U.S. Grant High School in Oklahoma City held a special graduation ceremony last week for the dozens of students who immigrated to the United States in high school, spoke little or no English, but were able to finish high school and earn their degree.
The Oklahoman's Tim Willert attended the ceremony and reported on the event and the students it honored.
District docks pay of teachers during walkout
Western Heights Public Schools is penalizing teachers and support staff for participating in the teacher walkout instead of returning to the classroom, The Oklahoman has learned.
About 20 certified employees were notified by email that their May paycheck "would be docked" because they were absent "without leave in April."
Most chose to ignore the school board — which voted 4-1 on April 2 to limit the district's support of a teacher walkout to one day — and the threat of disciplinary action if they skipped school the following day.
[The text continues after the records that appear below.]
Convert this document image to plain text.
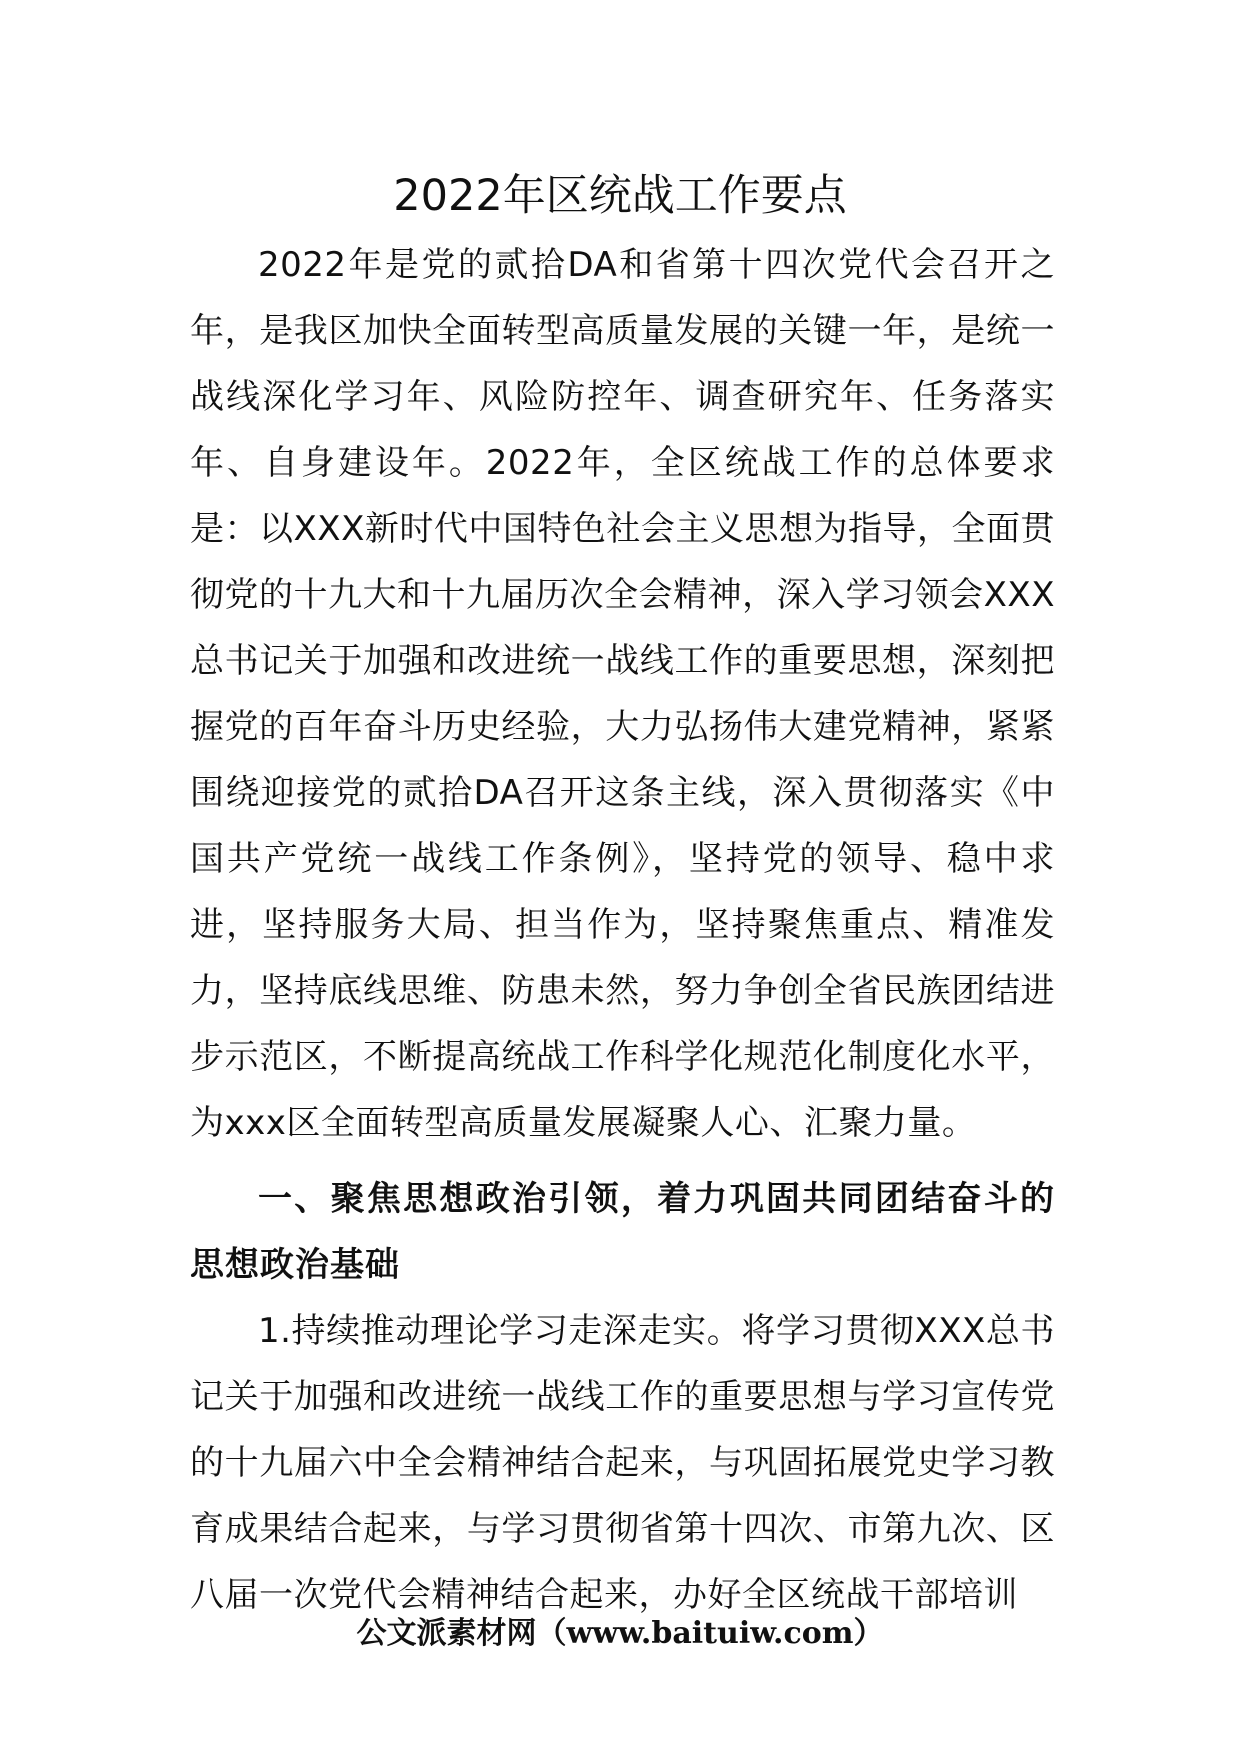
2022年区统战工作要点

2022年是党的贰拾DA和省第十四次党代会召开之年，是我区加快全面转型高质量发展的关键一年，是统一战线深化学习年、风险防控年、调查研究年、任务落实年、自身建设年。2022年，全区统战工作的总体要求是：以XXX新时代中国特色社会主义思想为指导，全面贯彻党的十九大和十九届历次全会精神，深入学习领会XXX总书记关于加强和改进统一战线工作的重要思想，深刻把握党的百年奋斗历史经验，大力弘扬伟大建党精神，紧紧围绕迎接党的贰拾DA召开这条主线，深入贯彻落实《中国共产党统一战线工作条例》，坚持党的领导、稳中求进，坚持服务大局、担当作为，坚持聚焦重点、精准发力，坚持底线思维、防患未然，努力争创全省民族团结进步示范区，不断提高统战工作科学化规范化制度化水平，为xxx区全面转型高质量发展凝聚人心、汇聚力量。

一、聚焦思想政治引领，着力巩固共同团结奋斗的思想政治基础

1.持续推动理论学习走深走实。将学习贯彻XXX总书记关于加强和改进统一战线工作的重要思想与学习宣传党的十九届六中全会精神结合起来，与巩固拓展党史学习教育成果结合起来，与学习贯彻省第十四次、市第九次、区八届一次党代会精神结合起来，办好全区统战干部培训

公文派素材网（www.baituiw.com）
"I was blindsided," said one employee who requested anonymity. "I had no idea this was coming."
Four OKCPS schools will have new principals
Bodine Elementary, Classen School of Advanced Studies, Greystone Elementary and Johnson Elementary, will have new principals in the coming year, the Oklahoma City Public Schools district announced last week.
Homeless student numbers jump, schools respond
According to a study by the US Department of Housing and Urban Development, the percentage of homeless people in families with children in Oklahoma jumped from 11 percent to 24 percent last year, the second largest increase in any state. New Hampshire reported 26 percent. School districts use a framework of teachers, counselors, administrators, homeless assistance programs and outside organizations to try to help students who are dealing with the stress, instability and lack of reliable housing causes, reports the Ardmoreite, which has an article about the Ardmore City Schools District's work to help 169 homeless students this last school year.
Edmond looks to focus on bullying
The school bullying issue will receive even more attention from the Edmond School District, intent on identifying problem students before they act out. District Information Director Susan Parks-Schlepp said a committee has been planned since March to "better meet the needs of our students."
Serving on the panel will be district and site personnel as well as representatives of state agencies who specialize in mental health and substance abuse problems.
That does it for today's Morning Bell. Have a great Tuesday!